What’s the Stargate project’s current status? The first data center in Texas is operational. The full 10-site buildout is planned over several years. SoftBank’s compute rental plan would leverage these facilities as they come online.

Would this compete with OpenAI, SoftBank’s own partner? Potentially, yes. OpenAI is both a Stargate partner and a potential customer of the compute rental service. The relationship is complex — SoftBank is simultaneously an investor, infrastructure provider, and now potentially a competitor to OpenAI’s own cloud ambitions.
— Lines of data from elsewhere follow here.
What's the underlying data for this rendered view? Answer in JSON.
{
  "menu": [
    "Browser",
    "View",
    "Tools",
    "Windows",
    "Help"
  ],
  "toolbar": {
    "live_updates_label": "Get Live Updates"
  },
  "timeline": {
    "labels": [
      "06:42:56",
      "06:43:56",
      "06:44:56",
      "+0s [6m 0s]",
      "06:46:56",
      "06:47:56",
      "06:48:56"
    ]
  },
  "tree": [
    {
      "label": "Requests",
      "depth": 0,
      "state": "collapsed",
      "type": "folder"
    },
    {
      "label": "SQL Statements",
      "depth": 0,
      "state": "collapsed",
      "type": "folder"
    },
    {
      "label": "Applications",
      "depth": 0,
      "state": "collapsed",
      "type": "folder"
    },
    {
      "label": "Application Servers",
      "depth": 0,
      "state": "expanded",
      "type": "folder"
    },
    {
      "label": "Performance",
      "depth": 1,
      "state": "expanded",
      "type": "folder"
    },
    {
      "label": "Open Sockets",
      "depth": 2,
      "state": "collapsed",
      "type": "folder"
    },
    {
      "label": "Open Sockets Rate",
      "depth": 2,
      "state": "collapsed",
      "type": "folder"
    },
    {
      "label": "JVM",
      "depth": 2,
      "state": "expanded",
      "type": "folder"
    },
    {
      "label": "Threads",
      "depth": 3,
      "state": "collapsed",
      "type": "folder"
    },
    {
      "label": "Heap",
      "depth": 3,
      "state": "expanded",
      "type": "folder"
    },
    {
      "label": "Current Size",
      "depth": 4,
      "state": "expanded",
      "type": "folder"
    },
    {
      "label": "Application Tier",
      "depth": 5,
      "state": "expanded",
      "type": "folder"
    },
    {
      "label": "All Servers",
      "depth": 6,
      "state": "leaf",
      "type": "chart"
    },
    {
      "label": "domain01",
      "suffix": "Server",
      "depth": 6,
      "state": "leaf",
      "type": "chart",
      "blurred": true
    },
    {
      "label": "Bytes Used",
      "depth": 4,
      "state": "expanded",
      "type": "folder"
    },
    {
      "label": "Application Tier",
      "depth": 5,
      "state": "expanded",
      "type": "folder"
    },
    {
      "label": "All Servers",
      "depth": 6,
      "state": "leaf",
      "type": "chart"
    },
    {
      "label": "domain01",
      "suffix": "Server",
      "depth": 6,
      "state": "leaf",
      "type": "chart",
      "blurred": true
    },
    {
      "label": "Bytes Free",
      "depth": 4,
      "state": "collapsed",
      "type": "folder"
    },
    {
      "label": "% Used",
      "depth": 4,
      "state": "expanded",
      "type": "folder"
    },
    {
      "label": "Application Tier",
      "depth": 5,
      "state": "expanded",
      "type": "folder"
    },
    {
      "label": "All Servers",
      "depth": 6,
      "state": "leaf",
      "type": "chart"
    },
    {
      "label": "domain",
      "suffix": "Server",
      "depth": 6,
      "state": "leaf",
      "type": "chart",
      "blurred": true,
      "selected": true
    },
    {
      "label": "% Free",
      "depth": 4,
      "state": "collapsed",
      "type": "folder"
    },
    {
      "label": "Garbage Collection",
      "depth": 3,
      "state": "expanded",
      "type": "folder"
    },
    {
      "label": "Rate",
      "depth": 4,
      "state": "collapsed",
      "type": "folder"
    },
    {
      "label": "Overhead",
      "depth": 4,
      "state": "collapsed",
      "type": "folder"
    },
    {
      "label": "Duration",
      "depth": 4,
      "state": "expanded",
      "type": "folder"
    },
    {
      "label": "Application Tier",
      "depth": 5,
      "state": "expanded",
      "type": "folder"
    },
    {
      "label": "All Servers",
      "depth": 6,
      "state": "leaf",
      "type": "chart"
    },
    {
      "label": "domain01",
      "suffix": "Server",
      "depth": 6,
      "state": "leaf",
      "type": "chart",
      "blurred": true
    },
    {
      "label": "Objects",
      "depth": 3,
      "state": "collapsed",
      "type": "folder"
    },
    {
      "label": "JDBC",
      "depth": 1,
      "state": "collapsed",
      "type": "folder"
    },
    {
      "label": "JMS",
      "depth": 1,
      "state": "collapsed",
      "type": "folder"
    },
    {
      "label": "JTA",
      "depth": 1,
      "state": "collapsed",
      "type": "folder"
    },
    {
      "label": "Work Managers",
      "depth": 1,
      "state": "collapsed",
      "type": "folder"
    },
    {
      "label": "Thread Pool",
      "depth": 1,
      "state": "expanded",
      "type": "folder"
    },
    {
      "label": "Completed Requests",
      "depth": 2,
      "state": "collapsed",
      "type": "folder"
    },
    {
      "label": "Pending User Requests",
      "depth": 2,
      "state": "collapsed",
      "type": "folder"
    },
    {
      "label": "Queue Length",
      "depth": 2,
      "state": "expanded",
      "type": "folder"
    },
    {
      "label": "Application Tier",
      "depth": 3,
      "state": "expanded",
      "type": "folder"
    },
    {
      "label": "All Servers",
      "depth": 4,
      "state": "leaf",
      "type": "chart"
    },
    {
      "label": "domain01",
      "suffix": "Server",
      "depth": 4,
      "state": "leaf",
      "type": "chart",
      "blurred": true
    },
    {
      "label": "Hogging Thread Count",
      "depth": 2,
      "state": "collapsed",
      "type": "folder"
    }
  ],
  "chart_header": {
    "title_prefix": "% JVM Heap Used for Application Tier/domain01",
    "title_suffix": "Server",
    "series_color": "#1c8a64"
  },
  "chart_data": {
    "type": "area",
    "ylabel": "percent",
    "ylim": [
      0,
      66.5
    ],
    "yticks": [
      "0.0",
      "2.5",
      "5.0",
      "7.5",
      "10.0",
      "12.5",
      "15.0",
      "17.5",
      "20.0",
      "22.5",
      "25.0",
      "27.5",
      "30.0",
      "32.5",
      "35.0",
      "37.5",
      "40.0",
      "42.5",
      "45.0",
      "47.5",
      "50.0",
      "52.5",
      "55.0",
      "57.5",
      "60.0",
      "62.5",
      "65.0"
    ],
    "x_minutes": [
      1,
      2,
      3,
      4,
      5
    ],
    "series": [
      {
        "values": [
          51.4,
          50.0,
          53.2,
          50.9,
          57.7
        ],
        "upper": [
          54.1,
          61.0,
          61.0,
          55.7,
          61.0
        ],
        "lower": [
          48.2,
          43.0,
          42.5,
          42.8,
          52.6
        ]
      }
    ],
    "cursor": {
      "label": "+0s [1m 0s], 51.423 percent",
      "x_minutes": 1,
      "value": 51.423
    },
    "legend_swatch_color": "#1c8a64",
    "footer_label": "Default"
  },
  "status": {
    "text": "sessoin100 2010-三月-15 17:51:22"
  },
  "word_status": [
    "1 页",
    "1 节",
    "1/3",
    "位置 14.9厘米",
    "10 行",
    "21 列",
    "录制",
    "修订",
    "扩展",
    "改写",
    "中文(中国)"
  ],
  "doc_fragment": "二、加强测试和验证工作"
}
Is GPU rental a sustainable business? That depends on GPU pricing trends. If next-generation chips (Blackwell, Rubin) make current H100 fleets obsolete faster than expected, the residual value of Stargate’s hardware drops. SoftBank needs to earn back its investment before that depreciation curve accelerates.

🔍 THE BOTTOM LINE

SoftBank is making the most aggressive infrastructure bet in AI history, and now it needs that bet to generate revenue. Renting GPU capacity to US enterprises is the obvious commercialization path — but it puts SoftBank in direct competition with the three companies that already dominate cloud computing. The Stargate data centers give SoftBank physical scale that no startup could match. Whether that translates into a sustainable compute business, or just a very expensive way to buy AI exposure, depends on execution over the next 18 months.